Numerically solve the differential equation found in Problem 5.3:

$$l \ddot\theta + (g + \ddot z)sin(\theta) = 0$$

Take the motion of the platform to be periodic, and interactively explore the dynamics of the pendulum as a function of the amplitude and frequency of the excitation.

## Solution

Because $z$ is periodic, we'll consider it to be of the form $z(t) = A \cos(\omega t)$, so $\ddot z(t) = -A \omega^2 \cos(\omega t)$.
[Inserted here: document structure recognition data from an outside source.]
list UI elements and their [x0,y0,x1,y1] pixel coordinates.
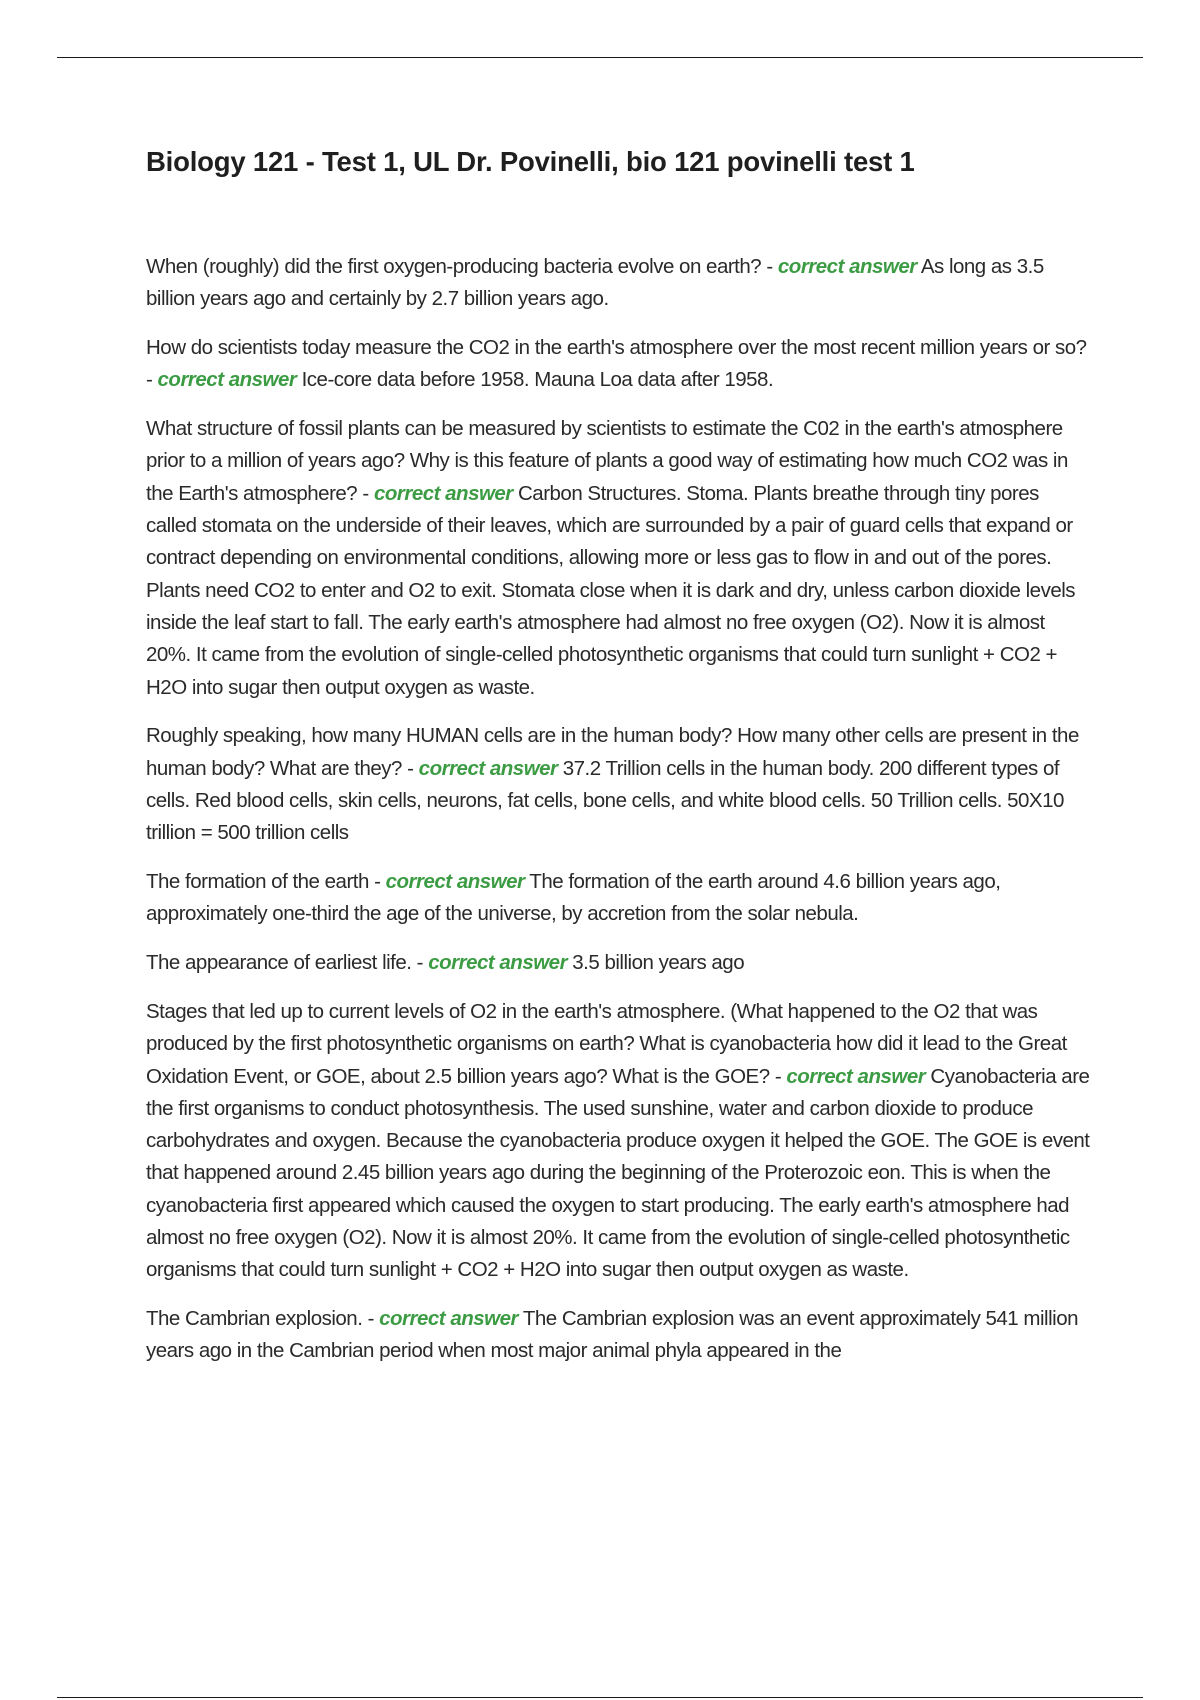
qa-item-6 [146,947,1090,979]
qa-item-4 [146,720,1090,849]
answer-separator: - [362,1307,380,1331]
page-title: Biology 121 - Test 1, UL Dr. Povinelli, bio 121 povinelli test 1 [146,146,915,177]
answer-separator: - [357,481,374,505]
answer-text: 3.5 billion years ago [572,951,745,975]
correct-answer-label: correct answer [777,255,917,278]
qa-item-2 [146,332,1090,397]
question-text: Roughly speaking, how many HUMAN cells are in the human body? How many other cells are present in the human body? What are they? [146,724,1079,780]
answer-text: The Cambrian explosion was an event approximately 541 million years ago in the Cambrian period when most major animal phyla appeared in the [146,1307,1079,1363]
correct-answer-label: correct answer [373,481,513,505]
answer-text: Ice-core data before 1958. Mauna Loa data after 1958. [301,368,774,392]
question-text: The Cambrian explosion. [146,1307,363,1331]
top-rule [57,57,1143,58]
answer-separator: - [769,1064,787,1088]
answer-text: Cyanobacteria are the first organisms to conduct photosynthesis. The used sunshine, water and carbon dioxide to produce carbohydrates and oxygen. Because the cyanobacteria produce oxygen it helped the GOE. The GOE is event that happened around 2.45 billion years ago during the beginning of the Proterozoic eon. This is when the cyanobacteria first appeared which caused the oxygen to start producing. The early earth's atmosphere had almost no free oxygen (O2). Now it is almost 20%. It came from the evolution of single-celled photosynthetic organisms that could turn sunlight + CO2 + H2O into sugar then output oxygen as waste. [146,1064,1090,1282]
question-text: The formation of the earth [146,870,369,894]
answer-text: Carbon Structures. Stoma. Plants breathe through tiny pores called stomata on the underside of their leaves, which are surrounded by a pair of guard cells that expand or contract depending on environmental conditions, allowing more or less gas to flow in and out of the pores. Plants need CO2 to enter and O2 to exit. Stomata close when it is dark and dry, unless carbon dioxide levels inside the leaf start to fall. The early earth's atmosphere had almost no free oxygen (O2). Now it is almost 20%. It came from the evolution of single-celled photosynthetic organisms that could turn sunlight + CO2 + H2O into sugar then output oxygen as waste. [146,481,1076,699]
correct-answer-label: correct answer [157,368,297,392]
qa-item-8 [146,1303,1090,1368]
answer-separator: - [368,870,386,894]
correct-answer-label: correct answer [385,870,525,894]
correct-answer-label: correct answer [786,1064,926,1088]
answer-separator: - [146,368,158,392]
answer-separator: - [761,255,778,278]
qa-item-1 [146,251,1090,316]
answer-text: 37.2 Trillion cells in the human body. 200 different types of cells. Red blood cells, skin cells, neurons, fat cells, bone cells, and white blood cells. 50 Trillion cells. 50X10 trillion = 500 trillion cells [146,756,1064,845]
correct-answer-label: correct answer [428,951,568,975]
bottom-rule [57,1697,1143,1698]
qa-item-7 [146,996,1090,1287]
answer-text: The formation of the earth around 4.6 billion years ago, approximately one-third the age of the universe, by accretion from the solar nebula. [146,870,1001,926]
answer-separator: - [401,756,419,780]
qa-item-3 [146,413,1090,704]
answer-separator: - [411,951,429,975]
answer-text: As long as 3.5 billion years ago and certainly by 2.7 billion years ago. [146,255,1044,311]
question-text: How do scientists today measure the CO2 in the earth's atmosphere over the most recent million years or so? [146,336,1087,360]
question-text: Stages that led up to current levels of O2 in the earth's atmosphere. (What happened to the O2 that was produced by the first photosynthetic organisms on earth? What is cyanobacteria how did it lead to the Great Oxidation Event, or GOE, about 2.5 billion years ago? What is the GOE? [146,999,1067,1088]
question-text: What structure of fossil plants can be measured by scientists to estimate the C02 in the earth's atmosphere prior to a million of years ago? Why is this feature of plants a good way of estimating how much CO2 was in the Earth's atmosphere? [146,417,1068,505]
question-text: When (roughly) did the first oxygen-producing bacteria evolve on earth? [146,255,762,278]
correct-answer-label: correct answer [379,1307,518,1331]
qa-item-5 [146,866,1090,931]
qa-list [146,251,1090,1384]
question-text: The appearance of earliest life. [146,951,412,975]
correct-answer-label: correct answer [418,756,558,780]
Now, as before we turn this 2nd-order system into a set of 1st order equations by setting:

$$\begin{array} \\ \dot\theta_2 = \frac{-g - \ddot z}{l} \sin(\theta_1) \\ \dot\theta_1 = \theta_2 \\ \end{array}$$

Substituting in our expression for $\ddot z$ we get the function we evaluate at each step of the solver:

$$\begin{array} \\ \dot\theta_2 = \frac{A \omega^2 cos(\omega t) - g}{l} \sin(\theta_1) \\ \dot\theta_1 = \theta_2 \\ \end{array}$$

In [2]:
function rk4_adaptive_f(f, init, err_min, err_max, t_min, t_max, init_step=0.0001, downstep=0.5, upstep=1.4)
@assert all(err_min .< err_max)
@assert t_min < t_max

N = 10000
steps = Array(Float64, N)
M = length(init)
y = Array(Float64, M, N)
# pre-allocate outside the loop
k1 = Array(Float64, M, 1)
k2 = Array(Float64, M, 1)
k3 = Array(Float64, M, 1)
k4 = Array(Float64, M, 1)
y_whole = Array(Float32, M, 1)
y_half = Array(Float32, M, 1)
# set the initial conditions
i = 1
y[:, 1] = init
t = t_min
steps[1] = t
step_size = init_step
while t <= t_max
# check to see whether we need to resize our data arrays
if i >= N
info("resizing arrays to \$(2*N)")
resize!(steps, N * 2)
y = hcat(y, Array(Float64, M, N))
N *= 2
end
err = infs(Float64, M)
while any(err .> err_max)
# calculate in two half-steps
step_rk4_f!(f, y_half, y[:, i], t, step_size / 2, k1, k2, k3, k4)
step_rk4_f!(f, y_half, y_half, t + step_size / 2, step_size / 2, k1, k2, k3, k4)
# calculate in one whole-step
step_rk4_f!(f, y_whole, y[:, i], t, step_size, k1, k2, k3, k4)
err = y_whole - y_half
if any(err .> err_max)
step_size *= downstep
end
end
y[:, i+1] = y_half + (y_half - y_whole) / 15
i += 1
t += step_size
if all(err .< err_min)
step_size *= upstep
end
steps[i] = t
end
return y, steps, i
end

function step_rk4_f!(f, y_next, y_current, t, h, k1, k2, k3, k4)
k1[:] = h .* f(y_current, t)
k2[:] = h .* f(y_current .+ k1 ./ 2, t + h/2)
k3[:] = h .* f(y_current .+ k2 ./ 2, t + h/2)
k4[:] = h .* f(y_current .+ k3, t + h)
y_next[:] = y_current + k1/6 + k2/3 + k3/3 + k4/6
end

Out[2]:
step_rk4_f! (generic function with 1 method)

In [13]:
function platform_pendulum!(A, omega, g, l, state, t)
return [state[2],
(A * omega^2 * cos(omega * t) - g) / l * sin(state[1])]
end

A = 1
omega = 2
g = 9.8
l = 8
step_func!(state, t) = platform_pendulum!(A, omega, g, l, state, t)

init = [0.1, 0]
@time y, steps, N = rk4_adaptive_f(step_func!, init, [1e-9, 1e-9], [1e-5, 1e-5], 0, 100pi)
plot(steps[1:N], y[1,1:N]')
scatter(steps[1:N], y[1,1:N]')

elapsed time: 0.379127041 seconds (68744384 bytes allocated)


Out[13]:
PyObject <matplotlib.collections.PathCollection object at 0x1136804d0>